İnsan kendini tanımazsa yaratılış hakikatini kavrayamaz. Bu açıdan, “Nefsini bilen Rabbini bilir”denmiştir.
İlim, merhamet, adil olma gibi vasıfları taşıyan insanın fıtratında “Cahillik, zalimlik” gibi sıfatları da vardır. Allah (cc) insanı nihayetsiz hayra da şerre de kabiliyetli bir şekilde yaratmıştır. İnsan bu kabiliyetleri iman ve ibadet ile terbiye ederse yücelerin en yücesine çıkar, yok küfür ve günah ile çürütürse o zaman da aşağıların en aşağı tabakasına düşer. Kur’an insanı bir cihetle, "En güzel yaratılış sırrına sahip" şeklinde tavsif ederken, diğer bir yönüyle de "zalim ve cahil" diye niteliyor.
"Biz emaneti göklere, yeryüzüne ve dağlara teklif ettik; ama onlar bunu yüklenmek istemediler. Ondan korktular ve onu insan yüklendi. Şüphesiz insan çok zalim, çok cahildir."
Allah(cc)’ı bilmek ilimlerin en büyüğüdür. Allah’ı bilmedikten sonra bütün bilgileri bilsen ne faydası olur ki?
Ebu Cehil’in asıl adı Amr bin Hişam’dı. Okuma yazma bilen ve kendi asrında tahsilli, bilgili biriydi ama İslam düşmanıydı. Bu açıdan İslam ona “Cehaletin babası” anlamında Ebu Cehil dendi. Allah’ı bilmedikten sonra ne bilirsen bil cehalettir, karanlıktır.
Sezai Karakoç’un çok güzel bir açıklaması var:
“Allah’ı kaybetmiş insan, neyi aramaktadır? Allah’ı aramayan insan, neyi bulacaktır? Kur’an’dan kaçan hangi kitaba inanacaktır? Resulü görmeyen hangi insanı örnek alacaktır? Cenneti elinden kaçıran cehennemden başka neyi kazanacaktır?”
Mide beyinden daha akıllıdır derler. Boş mide durumu hemen sahibine bildirirken, boş beyin boş olduğunun farkına bile varamaz. Sonuç ise cehalet ve mutluluktur zannıdır.
Sorgulamayan, analiz etmeyen, düşünmeyen, üretmeyen, sorumluluk üstlenmek istemeyen ve itiraz etmeyi bilmeyen bir insanın cehalet ve sahte mutluluk çukurunda bulunan kadavradan hiçbir farkı yoktur.
“Şüphesiz Allah katında canlıların en kötüsü aklını kullanmayan sağırlar ve dilsizlerdir.” (Enfal, 22)
“Taassup, tarafgirlik şen’i bir zulümdür.

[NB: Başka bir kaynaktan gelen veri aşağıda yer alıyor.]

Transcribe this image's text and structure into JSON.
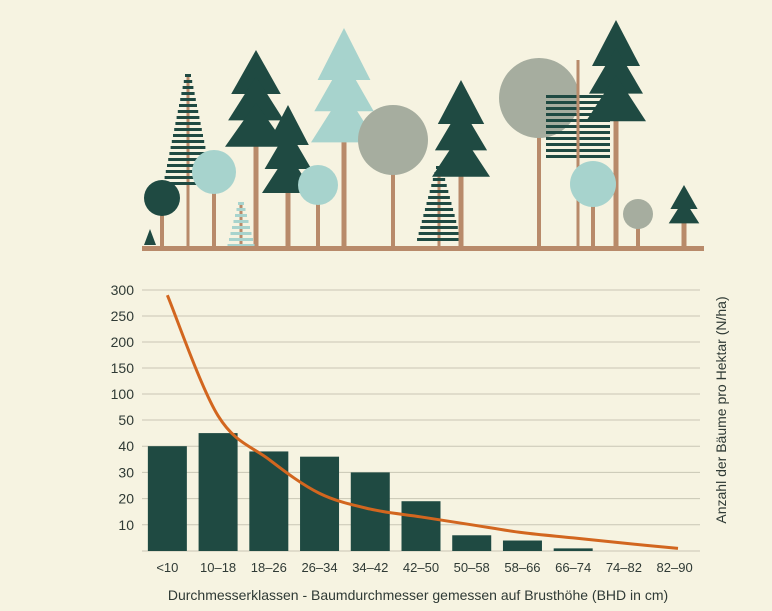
{
  "colors": {
    "background": "#f6f3e1",
    "bar": "#1f4a42",
    "curve": "#d2661f",
    "grid": "#c9c6b5",
    "trunk": "#b88a6a",
    "tree_dark": "#1f4a42",
    "tree_light": "#a7d3cd",
    "tree_grey": "#a6ad9f"
  },
  "illustration": {
    "description_icon": "forest-trees-icon"
  },
  "chart_data": {
    "type": "bar",
    "xlabel": "Durchmesserklassen - Baumdurchmesser gemessen auf Brusthöhe (BHD in cm)",
    "ylabel": "Anzahl der Bäume pro Hektar (N/ha)",
    "y_ticks": [
      "10",
      "20",
      "30",
      "40",
      "50",
      "100",
      "150",
      "200",
      "250",
      "300"
    ],
    "y_tick_values": [
      10,
      20,
      30,
      40,
      50,
      100,
      150,
      200,
      250,
      300
    ],
    "axis_scale": "piecewise: linear 0-50 in lower part, linear 50-300 in upper part",
    "ylim": [
      0,
      300
    ],
    "grid": true,
    "categories": [
      "<10",
      "10–18",
      "18–26",
      "26–34",
      "34–42",
      "42–50",
      "50–58",
      "58–66",
      "66–74",
      "74–82",
      "82–90"
    ],
    "series": [
      {
        "type": "bar",
        "values": [
          40,
          45,
          38,
          36,
          30,
          19,
          6,
          4,
          1,
          0,
          0
        ]
      },
      {
        "type": "line",
        "values": [
          290,
          58,
          35,
          22,
          16,
          13,
          10,
          7,
          5,
          3,
          1
        ]
      }
    ]
  }
}
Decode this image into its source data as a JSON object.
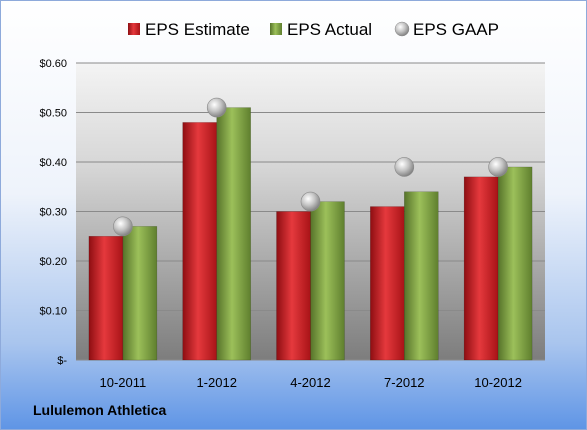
{
  "company": "Lululemon Athletica",
  "chart_data": {
    "type": "bar",
    "categories": [
      "10-2011",
      "1-2012",
      "4-2012",
      "7-2012",
      "10-2012"
    ],
    "series": [
      {
        "name": "EPS Estimate",
        "kind": "bar",
        "color": "#c0161b",
        "values": [
          0.25,
          0.48,
          0.3,
          0.31,
          0.37
        ]
      },
      {
        "name": "EPS Actual",
        "kind": "bar",
        "color": "#77993a",
        "values": [
          0.27,
          0.51,
          0.32,
          0.34,
          0.39
        ]
      },
      {
        "name": "EPS GAAP",
        "kind": "marker",
        "color": "#b9b9b9",
        "values": [
          0.27,
          0.51,
          0.32,
          0.39,
          0.39
        ]
      }
    ],
    "y_ticks": [
      0,
      0.1,
      0.2,
      0.3,
      0.4,
      0.5,
      0.6
    ],
    "y_tick_labels": [
      "$-",
      "$0.10",
      "$0.20",
      "$0.30",
      "$0.40",
      "$0.50",
      "$0.60"
    ],
    "ylim": [
      0,
      0.6
    ],
    "grid": true,
    "legend_position": "top"
  }
}
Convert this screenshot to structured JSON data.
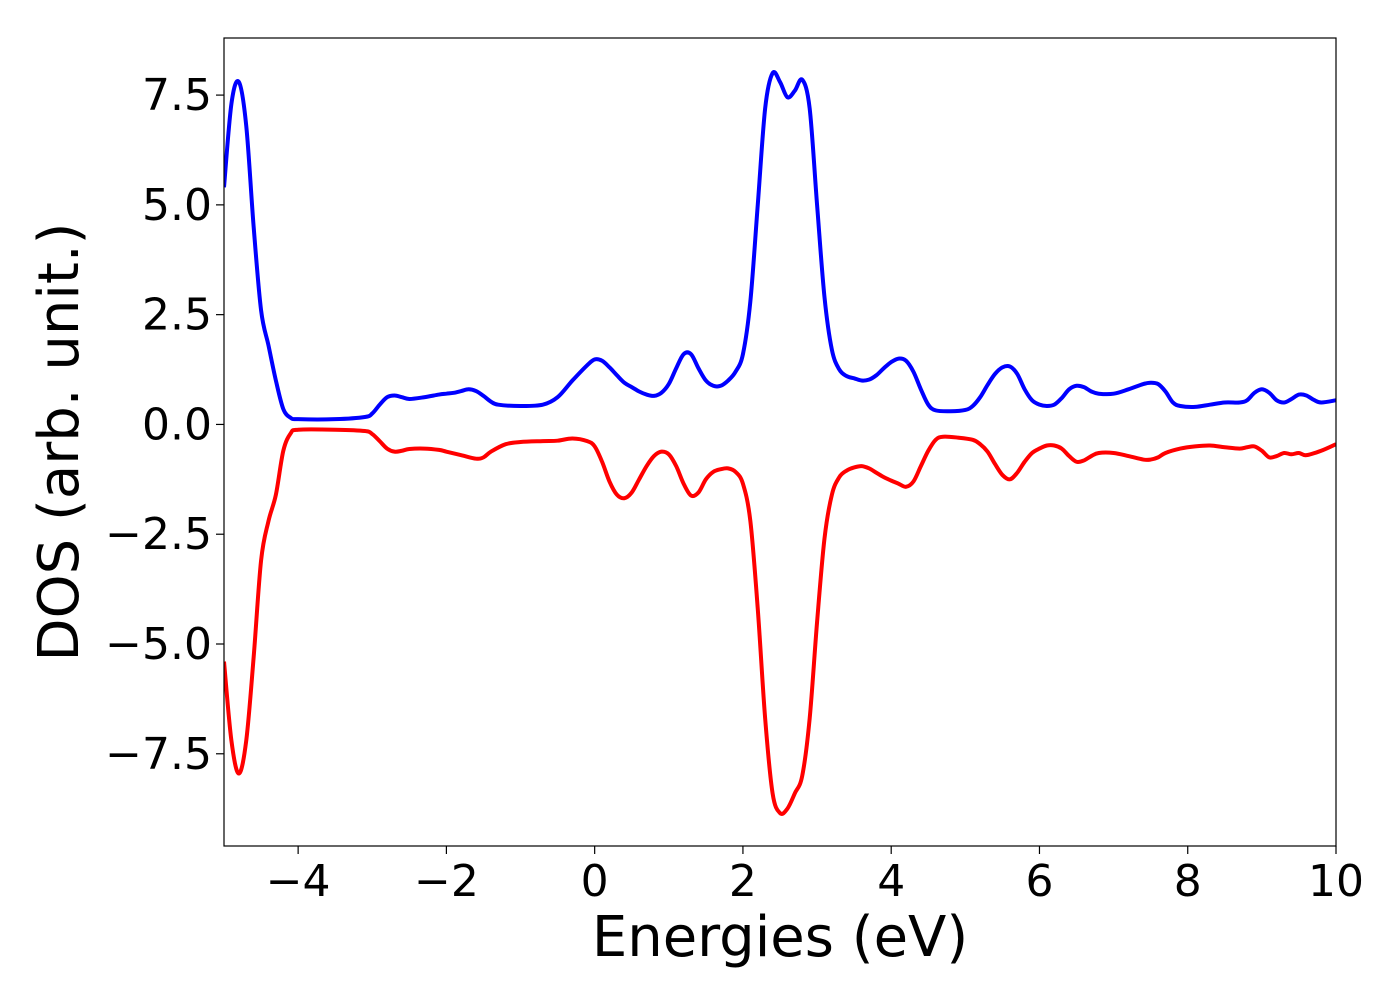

Hakkı batıl, batılı hak gösterir. Kendi taraftarı olan eşkıyayı evliya, karşı taraftaki evliyayı eşkıya gösterir.” Bu şeytanın insana attığı belki de en büyük gollerden biridir.
Taassubun yakıcı kollarına yakalanmış kişiler kendi hırsızlarını, yolsuzluk yapanlarını görmez. Hâlbuki hırsızın sağcısı, solcusu, dincisi, dinsizi, İslamcısı, Kemalist’i olmaz. Herkesin başkasının hakkını yemeye alıştığı bir yerde, “Biraz da bizimkiler yesin; götürenler bizden olsun.” diyenlerin genlerinde de hırsızlık vardır.
Allah ile kandırmak ve Allah ile kandırılmak arasında fark yoktur ve ikisi de büyük günahtır. Müslüman, kalbini, aklını, zihnini Kur’an şuuru ile doldurarak, “Kandırmayacak ve kandırılmayacak” donanıma kavuşmalıdır.
İnanan insan inandığının gereğini yerine getirmekle mükelleftir. “Ey iman edenler iman edin.” Ayeti mü’minin şuurlu olmasını emreder. Mü’min sadece Allah’a kulluk yapar. Bunun için kimsenin kuklası, kulu kölesi olamaz. Kukla olduktan sonra iplerin kimin elinde olduğunun ne farkı var ki?